Rückkehr der Angst |
Eine Verhaltenstherapie ist eine Möglichkeit, Betroffenen zu helfen. / Foto: Adobe Stock/Photographee.eu
»Trauma« bedeutet im Lateinischen »Wunde«. Der Begriff wird sowohl in der medizinischen Fachsprache als auch in der Psychologie verwendet. Hier steht er für eine seelische Verletzung, die durch ein sehr bedrohliches Erlebnis verursacht wurde. Gefühle wie extreme Angst, Hilflosigkeit und/oder Ausgeliefertsein haben dabei tiefe Spuren in der Seele hinterlassen. Dabei spielt es keine Rolle, ob jemand selbst im Mittelpunkt des Geschehens stand oder es hat ansehen müssen. Traumatische Erfahrung können ein schwerer Unfall, ein Raubüberfall, eine Vergewaltigung, ein Kriegsgeschehen oder eine Naturkatastrophe sein. Manche Menschen sind von Berufs wegen häufiger als andere mit dramatischen Ereignissen konfrontiert und haben daher eine hohes Risiko traumatisiert zu werden, zum Beispiel Polizisten, Rettungskräfte, Feuerwehrleute und Lokführer.
Auch medizinische Notfälle, wie ein Herzinfarkt oder eine lebensgefährliche Blutung, können eine seelische Wunde hinterlassen. So haben etwa fünf Prozent der Patienten, die eine lebensbedrohliche Krankheit überwunden haben, später noch mit dieser erlebten Bedrohung seelisch zu kämpfen.

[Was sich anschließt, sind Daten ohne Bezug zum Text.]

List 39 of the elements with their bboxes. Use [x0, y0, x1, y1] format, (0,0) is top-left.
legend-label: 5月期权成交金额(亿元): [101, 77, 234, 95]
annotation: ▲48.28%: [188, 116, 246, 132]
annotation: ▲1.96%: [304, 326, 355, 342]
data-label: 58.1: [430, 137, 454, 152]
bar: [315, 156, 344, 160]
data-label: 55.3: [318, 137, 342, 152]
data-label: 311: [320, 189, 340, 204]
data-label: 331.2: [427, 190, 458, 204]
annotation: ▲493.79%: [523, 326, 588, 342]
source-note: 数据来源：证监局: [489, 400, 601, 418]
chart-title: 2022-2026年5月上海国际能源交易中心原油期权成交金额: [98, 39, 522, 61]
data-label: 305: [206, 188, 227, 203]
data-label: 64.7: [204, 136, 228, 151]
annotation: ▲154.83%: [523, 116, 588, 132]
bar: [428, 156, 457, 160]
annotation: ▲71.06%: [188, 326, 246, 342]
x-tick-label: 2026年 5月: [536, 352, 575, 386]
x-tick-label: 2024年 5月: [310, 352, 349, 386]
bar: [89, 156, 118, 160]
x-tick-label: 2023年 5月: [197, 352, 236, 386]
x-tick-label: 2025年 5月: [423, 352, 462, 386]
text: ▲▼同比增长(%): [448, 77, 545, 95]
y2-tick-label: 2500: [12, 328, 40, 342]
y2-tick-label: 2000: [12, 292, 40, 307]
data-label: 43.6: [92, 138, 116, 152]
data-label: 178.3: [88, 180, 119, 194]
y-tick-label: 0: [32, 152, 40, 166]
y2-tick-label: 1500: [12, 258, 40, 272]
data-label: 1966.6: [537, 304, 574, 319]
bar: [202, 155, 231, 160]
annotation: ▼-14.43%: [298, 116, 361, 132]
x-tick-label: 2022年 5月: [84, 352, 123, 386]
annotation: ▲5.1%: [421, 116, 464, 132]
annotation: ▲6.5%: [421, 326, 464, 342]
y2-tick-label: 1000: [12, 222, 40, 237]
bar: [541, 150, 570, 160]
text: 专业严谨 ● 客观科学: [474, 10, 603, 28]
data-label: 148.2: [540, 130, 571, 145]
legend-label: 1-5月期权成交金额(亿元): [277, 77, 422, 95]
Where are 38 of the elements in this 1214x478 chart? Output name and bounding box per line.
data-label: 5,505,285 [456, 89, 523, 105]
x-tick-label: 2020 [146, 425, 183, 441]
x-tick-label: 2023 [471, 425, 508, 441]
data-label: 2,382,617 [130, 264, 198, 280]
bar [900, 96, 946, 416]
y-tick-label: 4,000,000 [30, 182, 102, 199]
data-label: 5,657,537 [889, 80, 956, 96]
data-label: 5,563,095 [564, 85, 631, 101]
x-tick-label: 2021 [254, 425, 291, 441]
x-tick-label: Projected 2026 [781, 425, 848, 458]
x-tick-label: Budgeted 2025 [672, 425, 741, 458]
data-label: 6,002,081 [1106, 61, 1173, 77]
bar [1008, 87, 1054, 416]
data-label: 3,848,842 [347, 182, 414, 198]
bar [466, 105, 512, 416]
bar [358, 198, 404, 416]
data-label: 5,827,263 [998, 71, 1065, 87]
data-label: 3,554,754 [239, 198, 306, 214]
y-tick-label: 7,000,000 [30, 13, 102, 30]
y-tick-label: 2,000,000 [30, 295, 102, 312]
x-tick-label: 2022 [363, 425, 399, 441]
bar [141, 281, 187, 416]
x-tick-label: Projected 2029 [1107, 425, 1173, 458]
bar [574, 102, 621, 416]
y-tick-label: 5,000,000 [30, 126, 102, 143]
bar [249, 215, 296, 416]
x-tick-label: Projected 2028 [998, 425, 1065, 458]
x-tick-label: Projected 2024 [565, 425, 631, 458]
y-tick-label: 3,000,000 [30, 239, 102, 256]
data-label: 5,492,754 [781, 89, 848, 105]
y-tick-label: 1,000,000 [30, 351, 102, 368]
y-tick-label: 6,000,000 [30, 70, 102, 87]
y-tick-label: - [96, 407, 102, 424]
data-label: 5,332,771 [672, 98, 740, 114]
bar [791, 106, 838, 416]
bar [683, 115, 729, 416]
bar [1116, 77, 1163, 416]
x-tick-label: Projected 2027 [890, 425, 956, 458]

Menschen reagieren sehr unterschiedlich auf furchtbare Erlebnisse. Erste Reaktionen können Erstarrung, Verwirrung, Desorientierung, Weinen oder Schreien sein. In der Fachsprache wird dies als »akute Belastungsreaktion« zusammengefasst. Sie ist Folge des außergewöhnlichen Stresses und klingt nach einiger Zeit wieder ab. Ob und wie jemand ein Trauma überwinden kann, hängt von unterschiedlichen Faktoren ab, wie etwa der Stabilität seiner Persönlichkeit oder dem Rückhalt durch Angehörige und Freunde. Gespräche können helfen, die belastenden Erinnerungen und Gedanken zu sortieren. Auf diese Weise schaffen es viele Menschen, mit einem Trauma halbwegs »fertig« zu werden.
Manchmal ist es allerdings unmöglich, schreckliche Erlebnisse aus eigener Kraft zu überwinden. Wenn Betroffene nach mehr als vier Wochen in ihrem Erleben noch stark verändert sind, sprechen Psychologen von einer Posttraumatischen Belastungsstörung (PTBS). Immer wieder werden sie von ihren Erinnerungen in nächtlichen Alpträumen überwältigt. Oder sie erleben die Situation plötzlich mitten am Tag in sogenannten Flashbacks – sie sehen die Bilder wieder vor sich, sie nehmen Geräusche, Gerüche oder Körperempfindungen wahr. Diese Flashbacks sind so intensiv, als wären sie real.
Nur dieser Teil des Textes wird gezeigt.